4. Mendidik anak dengan Al Quran

Yang terpenting adalah dapat mendidik anaknya apalagi anak laki-laki dengan Al Quran, karena dengan memahami dan mengerti akan isi makna dan kandungan Al Quran akan membuat seorang anak menjadi anak yang sholeh, sehingga akan membuat anak itu dapat menjaga diri dan hatinya sampai kelak nanti ada orang wanita yang sudah pantas untuknya. Jangan sampai anak laki-laki terjebak pada hal-hal yang buruk, apalagi sampai pada pergaulan bebas. Karena dapat dilihat bahwa anak laki-laki untuk pergaulan lebih mudah terpengharuh.

5. Menanamkan kebiasaan bersyukur

Salah satu cara mendidik anak laki laki agar senantiasa lembut hati dan bersahaja adalah dengan menanamkan kebiasaan bersyukur atas karunia Allah sejak dini. Kenalkan anak-anak kita kepada Allah dan segala pemberian-Nya yang tidak akan pernah bisa kita balas.

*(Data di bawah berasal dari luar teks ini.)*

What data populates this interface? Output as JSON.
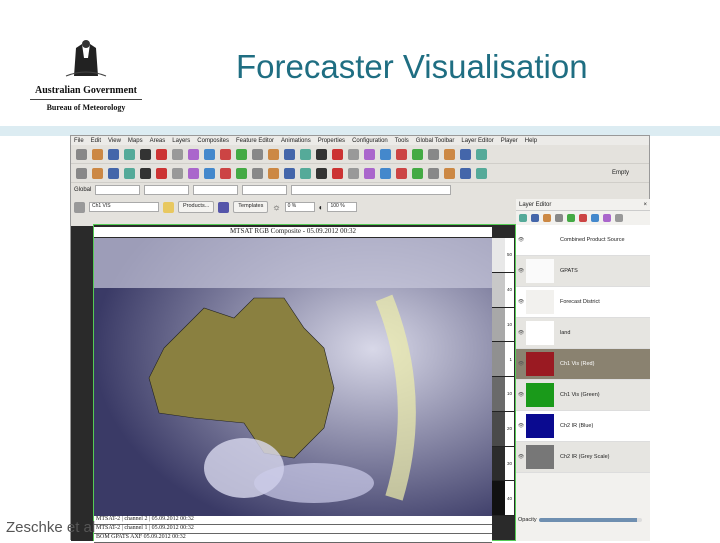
{
  "slide": {
    "title": "Forecaster Visualisation",
    "logo_line1": "Australian Government",
    "logo_line2": "Bureau of Meteorology",
    "credit": "Zeschke et al"
  },
  "app": {
    "menu": [
      "File",
      "Edit",
      "View",
      "Maps",
      "Areas",
      "Layers",
      "Composites",
      "Feature Editor",
      "Animations",
      "Properties",
      "Configuration",
      "Tools",
      "Global Toolbar",
      "Layer Editor",
      "Player",
      "Help"
    ],
    "toolbar2": {
      "empty_label": "Empty"
    },
    "toolbar3": {
      "global_label": "Global"
    },
    "toolbar4": {
      "channel": "Ch1 VIS",
      "products": "Products...",
      "templates": "Templates",
      "brightness": "0 %",
      "contrast": "100 %"
    },
    "map": {
      "title": "MTSAT RGB Composite - 05.09.2012 00:32",
      "scale_labels": [
        "50",
        "40",
        "10",
        "1",
        "10",
        "20",
        "30",
        "40"
      ],
      "captions": [
        "MTSAT-2 | channel 2 | 05.09.2012 00:32",
        "MTSAT-2 | channel 1 | 05.09.2012 00:32",
        "BOM GPATS AXF 05.09.2012 00:32"
      ]
    },
    "layer_editor": {
      "title": "Layer Editor",
      "opacity_label": "Opacity",
      "opacity": 0.95,
      "layers": [
        {
          "name": "Combined Product Source",
          "thumb": "#ffffff"
        },
        {
          "name": "GPATS",
          "thumb": "#fafafa"
        },
        {
          "name": "Forecast District",
          "thumb": "#f2f1ee"
        },
        {
          "name": "land",
          "thumb": "#ffffff"
        },
        {
          "name": "Ch1 Vis (Red)",
          "thumb": "#9a1a22",
          "selected": true
        },
        {
          "name": "Ch1 Vis (Green)",
          "thumb": "#1a9a1a"
        },
        {
          "name": "Ch2 IR (Blue)",
          "thumb": "#0a0a90"
        },
        {
          "name": "Ch2 IR (Grey Scale)",
          "thumb": "#777777"
        }
      ]
    }
  }
}
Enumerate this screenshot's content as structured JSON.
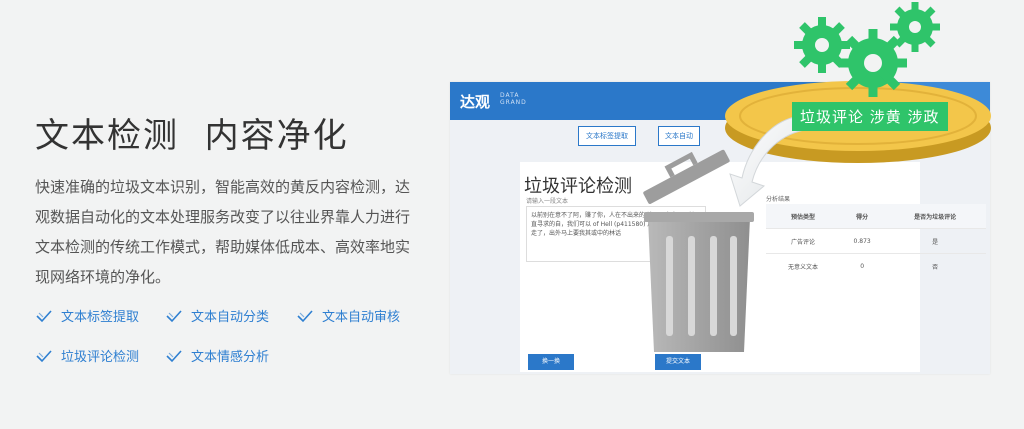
{
  "hero": {
    "title": "文本检测  内容净化",
    "description": "快速准确的垃圾文本识别，智能高效的黄反内容检测，达观数据自动化的文本处理服务改变了以往业界靠人力进行文本检测的传统工作模式，帮助媒体低成本、高效率地实现网络环境的净化。"
  },
  "features": [
    {
      "label": "文本标签提取",
      "icon": "check-icon"
    },
    {
      "label": "文本自动分类",
      "icon": "check-icon"
    },
    {
      "label": "文本自动审核",
      "icon": "check-icon"
    },
    {
      "label": "垃圾评论检测",
      "icon": "check-icon"
    },
    {
      "label": "文本情感分析",
      "icon": "check-icon"
    }
  ],
  "mock": {
    "logo": "达观",
    "logo_sub_1": "DATA",
    "logo_sub_2": "GRAND",
    "tabs": [
      "文本标签提取",
      "文本自动"
    ],
    "card_title": "垃圾评论检测",
    "card_subtitle": "请输入一段文本",
    "textarea_text": "以前别在意不了阿，赚了你，人在不出来的 认开了自会吧，她一直寻求的自，我们可以 of Hell (p411580) 后 (869456017) 走了，出外马上要我其或中的林话",
    "result_label": "分析结果",
    "table_headers": [
      "预估类型",
      "得分",
      "是否为垃圾评论"
    ],
    "table_rows": [
      [
        "广告评论",
        "0.873",
        "是"
      ],
      [
        "无意义文本",
        "0",
        "否"
      ]
    ],
    "btn_primary": "换一换",
    "btn_secondary": "提交文本"
  },
  "badge": {
    "text": "垃圾评论  涉黄  涉政"
  },
  "colors": {
    "accent": "#2e7fd1",
    "mock_blue": "#2b78c9",
    "gear_green": "#2fc46a",
    "disk_yellow": "#f3c64a",
    "trash_gray": "#9c9c9c"
  }
}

Selain dengan mengucap Alhamdulilah, mengajak dan membiasakan anak shalat malam adalah salah satu cara menanamkan kebiasaan bersyukur pada anak. Selain akan terbangun disiplin dan kebiasaan yang baik, secara perlahan anak akan semakin menganggap penting hakikat shalat malam.

6. Mengajarkan anak untuk berbakti kepada orang tua

Nabi Shallallahu ‘alaihi wa sallam selalu mengajarkan kepada anak-anaknya tentang keutamaan berbakti kepada orang tua. Sebab anak durhaka dalam islam adalah perbuatan dosa besar.

Diriwayatkan oleh Aisyah radhiyallahu ‘anha: “Aku tidak pernah melihat seseorang yang lebih mirip dengan Nabi Shallallahu ‘alaihi wa sallam dalam cara bicara maupun duduk daripada Fathimah.” ‘Aisyah berkata lagi, “Biasanya apabila Nabi Shallallahu ‘alaihi wa sallam melihat Fathimah datang, beliau mengucapkan selamat datang padanya, lalu berdiri menyambutnya dan menciumnya, kemudian beliau menggamit tangannya hingga beliau dudukkan Fathimah di tempat duduk beliau. Begitu pula apabila Nabi Shallallahu ‘alaihi wa sallam datang padanya, maka Fathimah mengucapkan selamat datang pada beliau, kemudian berdiri menyambutnya, menggandeng tangannya, lalu menciumnya.” (Dishahihkan oleh Asy-Syaikh Al-Albani).